Haggis is probably one of the oldest dishes from these islands (perhaps excepting mammoth carpaccio); it is thought that the Romans brought over the recipe, or as near as damn it.   Their army, with carefully-thought through provisioning that could be carried and eaten on the march, must have been the BC equivalent to the Yanks with tinned food in the Great War.   Nobody seems to know when it sealed its reputation as a Scottish dish, but it pops up in the earliest English cookery.  Dorothy Hartley in Food in England gives a 1300 recipe for it, involving a pluck, tallow and womb, and if this isn’t offputting enough, a picture showing “pluck boiling, with wind pipe hung out.”  There is a similar recipe, recorded by one of Richard II’s cooks in the earliest surviving English cookbook, The Form of Cury (cookery) from 1390.

I was inspired to make haggis for this Burns Night, for rather more prosaic reasons than historical enquiry; I was itching to try out a recipe in Jamie’s Great Britain; the Burns Night supper at our local was oversubscribed; and I thought it would impress my Scottish boyfriend. 

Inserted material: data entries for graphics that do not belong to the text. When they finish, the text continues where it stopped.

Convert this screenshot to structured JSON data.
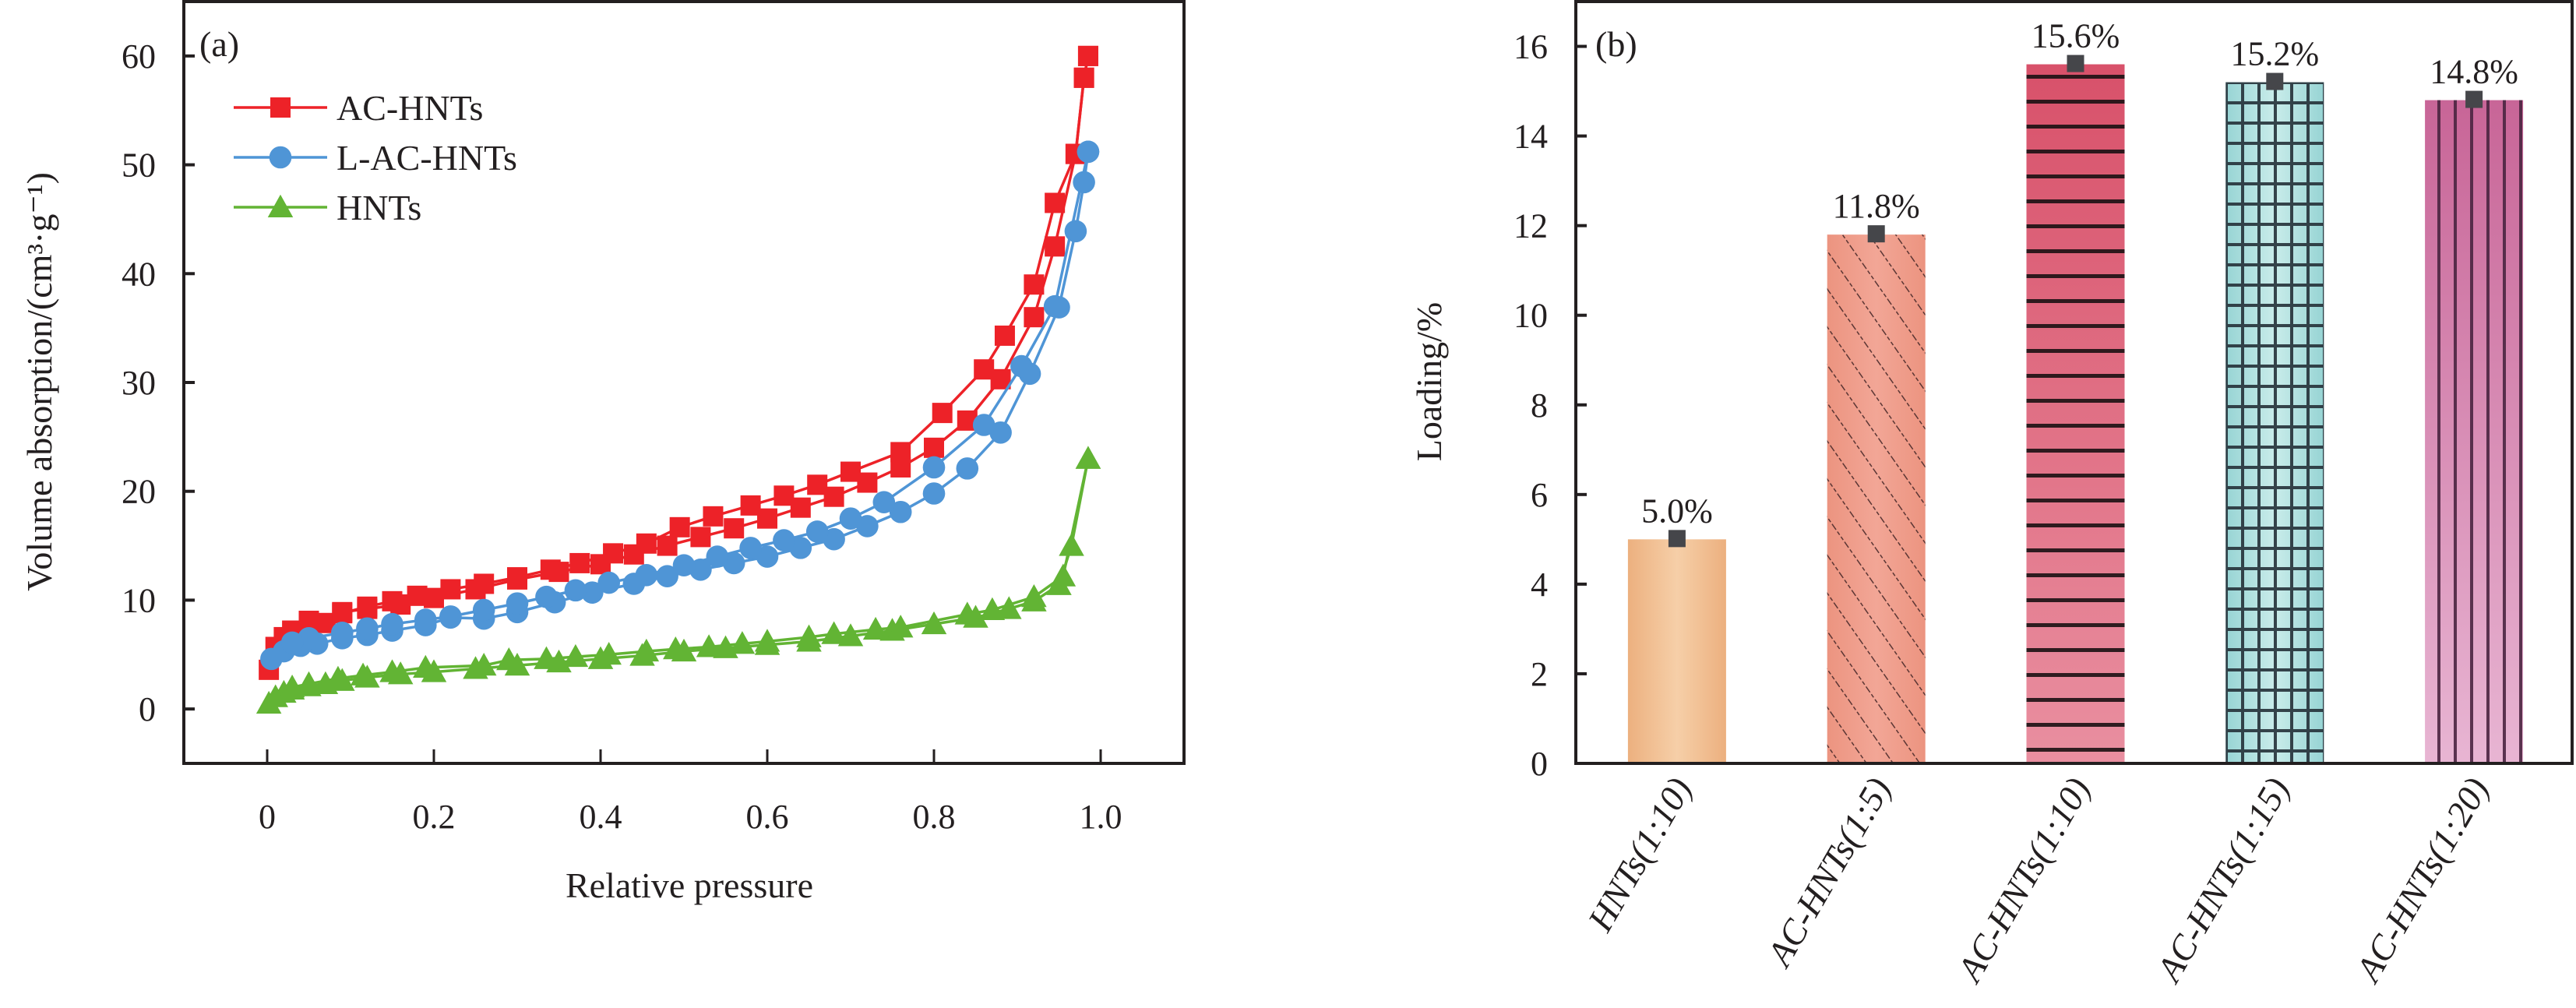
{
  "chart_data": [
    {
      "type": "line",
      "panel_tag": "(a)",
      "title": "",
      "xlabel": "Relative pressure",
      "ylabel": "Volume absorption/(cm³·g⁻¹)",
      "xlim": [
        -0.1,
        1.1
      ],
      "ylim": [
        -5,
        65
      ],
      "xticks": [
        0,
        0.2,
        0.4,
        0.6,
        0.8,
        1.0
      ],
      "xtick_labels": [
        "0",
        "0.2",
        "0.4",
        "0.6",
        "0.8",
        "1.0"
      ],
      "yticks": [
        0,
        10,
        20,
        30,
        40,
        50,
        60
      ],
      "ytick_labels": [
        "0",
        "10",
        "20",
        "30",
        "40",
        "50",
        "60"
      ],
      "grid": false,
      "legend_position": "top-left",
      "series": [
        {
          "name": "AC-HNTs",
          "color": "#ed2228",
          "marker": "square",
          "adsorption": {
            "x": [
              0.002,
              0.01,
              0.02,
              0.03,
              0.05,
              0.07,
              0.09,
              0.12,
              0.16,
              0.2,
              0.25,
              0.3,
              0.35,
              0.4,
              0.44,
              0.48,
              0.52,
              0.56,
              0.6,
              0.64,
              0.68,
              0.72,
              0.76,
              0.8,
              0.84,
              0.88,
              0.92,
              0.945,
              0.97,
              0.98,
              0.985
            ],
            "y": [
              3.6,
              5.7,
              6.6,
              7.2,
              8.0,
              7.9,
              8.9,
              9.2,
              9.6,
              10.2,
              11.0,
              11.9,
              12.6,
              13.3,
              14.2,
              15.0,
              15.8,
              16.6,
              17.5,
              18.5,
              19.5,
              20.8,
              22.2,
              24.0,
              26.5,
              30.3,
              36.0,
              42.5,
              51.0,
              58.0,
              60.0
            ]
          },
          "desorption": {
            "x": [
              0.985,
              0.98,
              0.97,
              0.945,
              0.92,
              0.885,
              0.86,
              0.81,
              0.76,
              0.7,
              0.66,
              0.62,
              0.58,
              0.535,
              0.495,
              0.455,
              0.415,
              0.375,
              0.34,
              0.3,
              0.26,
              0.22,
              0.18,
              0.15,
              0.12,
              0.09,
              0.05
            ],
            "y": [
              60.0,
              58.0,
              51.0,
              46.5,
              39.0,
              34.3,
              31.2,
              27.2,
              23.6,
              21.8,
              20.6,
              19.6,
              18.7,
              17.7,
              16.7,
              15.2,
              14.3,
              13.4,
              12.8,
              12.1,
              11.5,
              11.0,
              10.4,
              9.9,
              9.4,
              8.8,
              8.1
            ]
          }
        },
        {
          "name": "L-AC-HNTs",
          "color": "#4f95d6",
          "marker": "circle",
          "adsorption": {
            "x": [
              0.005,
              0.02,
              0.04,
              0.06,
              0.09,
              0.12,
              0.15,
              0.19,
              0.22,
              0.26,
              0.3,
              0.345,
              0.39,
              0.44,
              0.48,
              0.52,
              0.56,
              0.6,
              0.64,
              0.68,
              0.72,
              0.76,
              0.8,
              0.84,
              0.88,
              0.915,
              0.95,
              0.97,
              0.98,
              0.985
            ],
            "y": [
              4.6,
              5.3,
              5.8,
              6.0,
              6.5,
              6.8,
              7.2,
              7.7,
              8.4,
              8.3,
              8.9,
              9.8,
              10.7,
              11.5,
              12.2,
              12.8,
              13.4,
              14.0,
              14.8,
              15.6,
              16.8,
              18.1,
              19.8,
              22.1,
              25.4,
              30.8,
              36.9,
              43.9,
              48.4,
              51.2
            ]
          },
          "desorption": {
            "x": [
              0.985,
              0.945,
              0.905,
              0.86,
              0.8,
              0.74,
              0.7,
              0.66,
              0.62,
              0.58,
              0.54,
              0.5,
              0.455,
              0.41,
              0.37,
              0.335,
              0.3,
              0.26,
              0.22,
              0.19,
              0.15,
              0.12,
              0.09,
              0.05,
              0.03
            ],
            "y": [
              51.2,
              37.0,
              31.5,
              26.1,
              22.2,
              19.0,
              17.5,
              16.3,
              15.5,
              14.8,
              14.0,
              13.2,
              12.3,
              11.6,
              10.9,
              10.3,
              9.7,
              9.1,
              8.5,
              8.2,
              7.8,
              7.4,
              7.0,
              6.5,
              6.1
            ]
          }
        },
        {
          "name": "HNTs",
          "color": "#62b434",
          "marker": "triangle",
          "adsorption": {
            "x": [
              0.002,
              0.01,
              0.02,
              0.03,
              0.05,
              0.07,
              0.09,
              0.12,
              0.16,
              0.2,
              0.25,
              0.3,
              0.35,
              0.4,
              0.45,
              0.5,
              0.55,
              0.6,
              0.65,
              0.7,
              0.75,
              0.8,
              0.85,
              0.89,
              0.92,
              0.95,
              0.965,
              0.985
            ],
            "y": [
              0.5,
              1.1,
              1.5,
              1.8,
              2.1,
              2.3,
              2.6,
              2.9,
              3.2,
              3.4,
              3.7,
              4.0,
              4.3,
              4.6,
              4.9,
              5.3,
              5.6,
              5.9,
              6.2,
              6.7,
              7.2,
              7.8,
              8.4,
              9.2,
              9.9,
              11.4,
              15.0,
              23.0
            ]
          },
          "desorption": {
            "x": [
              0.985,
              0.955,
              0.92,
              0.87,
              0.84,
              0.76,
              0.73,
              0.68,
              0.65,
              0.6,
              0.57,
              0.53,
              0.49,
              0.455,
              0.41,
              0.37,
              0.335,
              0.29,
              0.26,
              0.19,
              0.15,
              0.115,
              0.085,
              0.05,
              0.03
            ],
            "y": [
              23.0,
              12.2,
              10.3,
              9.1,
              8.7,
              7.5,
              7.3,
              6.9,
              6.6,
              6.2,
              6.0,
              5.7,
              5.5,
              5.3,
              5.0,
              4.8,
              4.6,
              4.5,
              4.0,
              3.8,
              3.4,
              3.1,
              2.8,
              2.3,
              2.0
            ]
          }
        }
      ]
    },
    {
      "type": "bar",
      "panel_tag": "(b)",
      "title": "",
      "xlabel": "",
      "ylabel": "Loading/%",
      "ylim": [
        0,
        17
      ],
      "yticks": [
        0,
        2,
        4,
        6,
        8,
        10,
        12,
        14,
        16
      ],
      "ytick_labels": [
        "0",
        "2",
        "4",
        "6",
        "8",
        "10",
        "12",
        "14",
        "16"
      ],
      "grid": false,
      "categories": [
        "HNTs(1:10)",
        "AC-HNTs(1:5)",
        "AC-HNTs(1:10)",
        "AC-HNTs(1:15)",
        "AC-HNTs(1:20)"
      ],
      "values": [
        5.0,
        11.8,
        15.6,
        15.2,
        14.8
      ],
      "data_labels": [
        "5.0%",
        "11.8%",
        "15.6%",
        "15.2%",
        "14.8%"
      ],
      "bar_styles": [
        {
          "fill_edge": "#ecb07f",
          "fill_center": "#f6cfa8",
          "pattern": "none"
        },
        {
          "fill_edge": "#ec9480",
          "fill_center": "#f2a696",
          "pattern": "diagonal"
        },
        {
          "fill_edge": "#d8516a",
          "fill_center": "#e78c9e",
          "pattern": "horizontal"
        },
        {
          "fill_edge": "#97d4d4",
          "fill_center": "#c9ecea",
          "pattern": "grid"
        },
        {
          "fill_edge": "#c86597",
          "fill_center": "#e8b5d3",
          "pattern": "vertical"
        }
      ],
      "marker_color": "#45464a"
    }
  ]
}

Jamie’s recipe is long but unthreatening; the pluck, tallow and tripe are replaced by nothing more unusual than liver, kidneys and heart.  By the time you add the spices – allspice, cloves and black pepper – it has that definably “warm-reeking” haggis smell.   When you add the toasted oatflakes, it starts to bubble and makes hilarious farty noises like a child trying to annoy the grown-ups; and this mixture of meat and cereal is probably the only relic we have of that pre-potato staple, pottage.  Gervase Markham, in a chapter called “On the Excellency of oats”  praises them for meat pottage and goes onto recommend mixing them with blood and liver which “maketh that pudding which is called the haggas or haggus” (The English Housewife, 1615). 

Jamie keeps it as a stew or covers it with neaps and tatties as a pie.  This, however, wouldn’t have served for the tradition of reading Burns ‘To a Haggis’ and plunging the knife into it “Trenching your gushing entrails bright” so that the insides, “warm-reeking, rich!” come oozing out. 

I found natural haggis ‘caps’ from a wonderful company called www.weschenfelder.co.uk , which was established by the owner’s German grandfather who was appalled by soggily cased British sausages.  The casings arrived, packed and salted, in the post.  Desalting in a bowl of water they turned out to be intestines, sealed at one end, like alarmingly large condoms.  Packing them with haggis mix and tying the ends with string turned out to be easy, so long as you are not put off by the slight slime and smell (or the holes in my jumper).

 

 Just one yielded up a white, wormy sausage enormous enough for eight of us (with enough leftover mixture for the faint hearted which might include myself).  

I set it to boil gently and set about the neeps and tatties and putting out those other Scottish delicacies for pudding, Orkney cheddar and those iconic Glaswegians, Tunnocks caramel wafers .  As it bubbled away, the casing expanded gently, promising a pleasing Burns moment… and then burst with a loud bang.  By the time I got to it I had a pan full of runny haggis mixture, with a huge condom waving apologetically around. 

Some of the remaining mixture stuffed in the spare casing and boiled for a few minutes made for an instant, poppable (if not sufficiently cooked to be quite hygienic) haggis balloon, though.  Our Burns night experience was saved. 

The eight varieties of malt whisky – and the eight varieties of Scottish accents employed to read Burns poems – helped too.